Они повернулись и стали спускаться холмами к избушке. Тьма пала на землю раньше, чем они отворили дверь. Кида зажгла лампу, они уселись за стол друг против друга и долго беседовали, прежде чем губы Киды дрогнули и она произнесла вслух:
– Нет, не боюсь. Я сама решаю, как мне поступить.
Старик поднял косматую голову. Глаза его, освещенные лампой, казались колодцами буроватого света.
– Девочка, когда она будет готова, придет ко мне, – сказал он. – Я всегда здесь.
– Это Внешние, – откликнулась Кида. – Всё они.
Левая рука ее невольно легла под сердце, пальцы неуверенно, словно заблудившись, перебирали ткань.
– Двое мужчин умерли из-за меня, и я возвращаюсь к Блистательным Резчикам с кровью этих мужчин на руках и с незаконным ребенком. Меня не примут, – но мне все равно, потому что… потому что птица… птица еще поет… и я найду себе воздаяние на погосте отверженных… ах, отец… мое воздаяние, глубокую, глубокую тишину, которую они не смогут нарушить.
Пламя в лампе дрогнуло, тени метнулись по комнате и, когда оно выровнялось, воровато вернулись по местам.
– Теперь уж недолго, – сказал старик. – Несколько дней, и ты отправишься в путь.
– На твоей серой кобыле, – сказала Кида. – Но как я верну ее тебе, отец?
– Сама вернется, – ответил он, – одна. Как подъедешь к Жилищам, отпусти ее, она повернется и уйдет от тебя.
Кида отняла руку, которую он сжимал в ладонях, и ушла в свою комнату. Всю ночь голос несильного ветра вскрикивал в камышах: «Скоро, скоро, скоро».
Пять дней спустя старик подсадил ее в сложенное из шерстяного одеяла седло. Две корзины с хлебами и иными припасами, свисали по бокам широкой кобыльей спины. Путь Киды лежал на север от хижины и за миг перед тем, как кобыла сделала первый шаг, Кида обернулась, чтобы в последний раз окинуть все взглядом. Каменистую пустошь за высокими деревьями. Бескровельный дом, а к западу – поросшие блеклым волосом холмы и далекий лес за холмами. В последний раз оглядела она заросший бурьяном двор, колодец, дерево, отбрасывающее длинную тень. В последний раз взглянула на козла с белой как снег головой. Он сидел, прижимая к сердцу белую и хрупкую переднюю ножку.

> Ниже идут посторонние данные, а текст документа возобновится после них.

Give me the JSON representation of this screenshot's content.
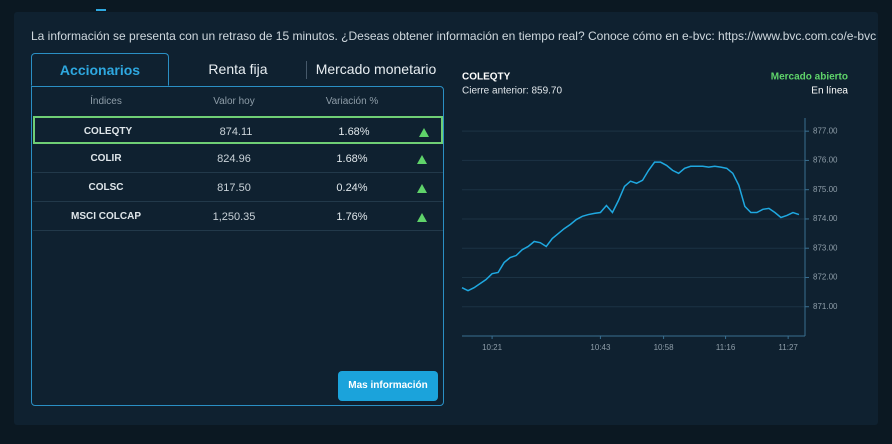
{
  "notice": "La información se presenta con un retraso de 15 minutos. ¿Deseas obtener información en tiempo real? Conoce cómo en e-bvc: https://www.bvc.com.co/e-bvc",
  "tabs": [
    "Accionarios",
    "Renta fija",
    "Mercado monetario"
  ],
  "table": {
    "header": [
      "Índices",
      "Valor hoy",
      "Variación %"
    ],
    "rows": [
      [
        "COLEQTY",
        "874.11",
        "1.68%"
      ],
      [
        "COLIR",
        "824.96",
        "1.68%"
      ],
      [
        "COLSC",
        "817.50",
        "0.24%"
      ],
      [
        "MSCI COLCAP",
        "1,250.35",
        "1.76%"
      ]
    ]
  },
  "button": "Mas información",
  "chart_data": {
    "type": "line",
    "title": "COLEQTY",
    "subtitle": "Cierre anterior: 859.70",
    "status": "Mercado abierto",
    "status_detail": "En línea",
    "x": [
      0,
      1,
      2,
      3,
      4,
      5,
      6,
      7,
      8,
      9,
      10,
      11,
      12,
      13,
      14,
      15,
      16,
      17,
      18,
      19,
      20,
      21,
      22,
      23,
      24,
      25,
      26,
      27,
      28,
      29,
      30,
      31,
      32,
      33,
      34,
      35,
      36,
      37,
      38,
      39,
      40,
      41,
      42,
      43,
      44,
      45,
      46,
      47,
      48,
      49,
      50,
      51,
      52,
      53,
      54,
      55,
      56
    ],
    "series": [
      {
        "name": "COLEQTY",
        "color": "#1fa8e0",
        "values": [
          871.65,
          871.55,
          871.65,
          871.79,
          871.93,
          872.13,
          872.17,
          872.51,
          872.68,
          872.75,
          872.95,
          873.06,
          873.23,
          873.19,
          873.06,
          873.33,
          873.5,
          873.67,
          873.81,
          873.98,
          874.09,
          874.15,
          874.19,
          874.22,
          874.46,
          874.22,
          874.63,
          875.11,
          875.29,
          875.22,
          875.32,
          875.66,
          875.94,
          875.94,
          875.83,
          875.66,
          875.56,
          875.73,
          875.8,
          875.8,
          875.8,
          875.77,
          875.8,
          875.77,
          875.73,
          875.56,
          875.15,
          874.43,
          874.22,
          874.22,
          874.33,
          874.36,
          874.22,
          874.05,
          874.12,
          874.22,
          874.15
        ]
      }
    ],
    "xlim": [
      0,
      57
    ],
    "xticks": [
      {
        "value": 5,
        "label": "10:21"
      },
      {
        "value": 23,
        "label": "10:43"
      },
      {
        "value": 33.5,
        "label": "10:58"
      },
      {
        "value": 43.8,
        "label": "11:16"
      },
      {
        "value": 54.2,
        "label": "11:27"
      }
    ],
    "ylim": [
      870,
      877.45
    ],
    "yticks": [
      {
        "value": 871,
        "label": "871.00"
      },
      {
        "value": 872,
        "label": "872.00"
      },
      {
        "value": 873,
        "label": "873.00"
      },
      {
        "value": 874,
        "label": "874.00"
      },
      {
        "value": 875,
        "label": "875.00"
      },
      {
        "value": 876,
        "label": "876.00"
      },
      {
        "value": 877,
        "label": "877.00"
      }
    ],
    "grid": true
  }
}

– Никакие скорби больше не коснутся тебя. Они утратили власть над тобой. И голосов их ты больше не услышишь. Ты выносишь дитя, и когда придет время, покончишь со всем.
Кида обратила взгляд на старика.
– Я счастлива, отец. Счастлива. Я знаю, что делать.
Серая кобыла вступила в стоящий под деревьями сумрак и, вышагивая со странной опаской, поворотила к востоку, по зеленой, вьющейся в папоротниковой поросли тропе. Кида сидела спокойно и прямо, опустив на колени руки и с каждым шагом кобылы приближаясь к Горменгасту, к жилищам Блистательных Резчиков.
ОДНАЖДЫ РАННИМ УТРОМ
Весна пришла и ушла, лето было в разгаре.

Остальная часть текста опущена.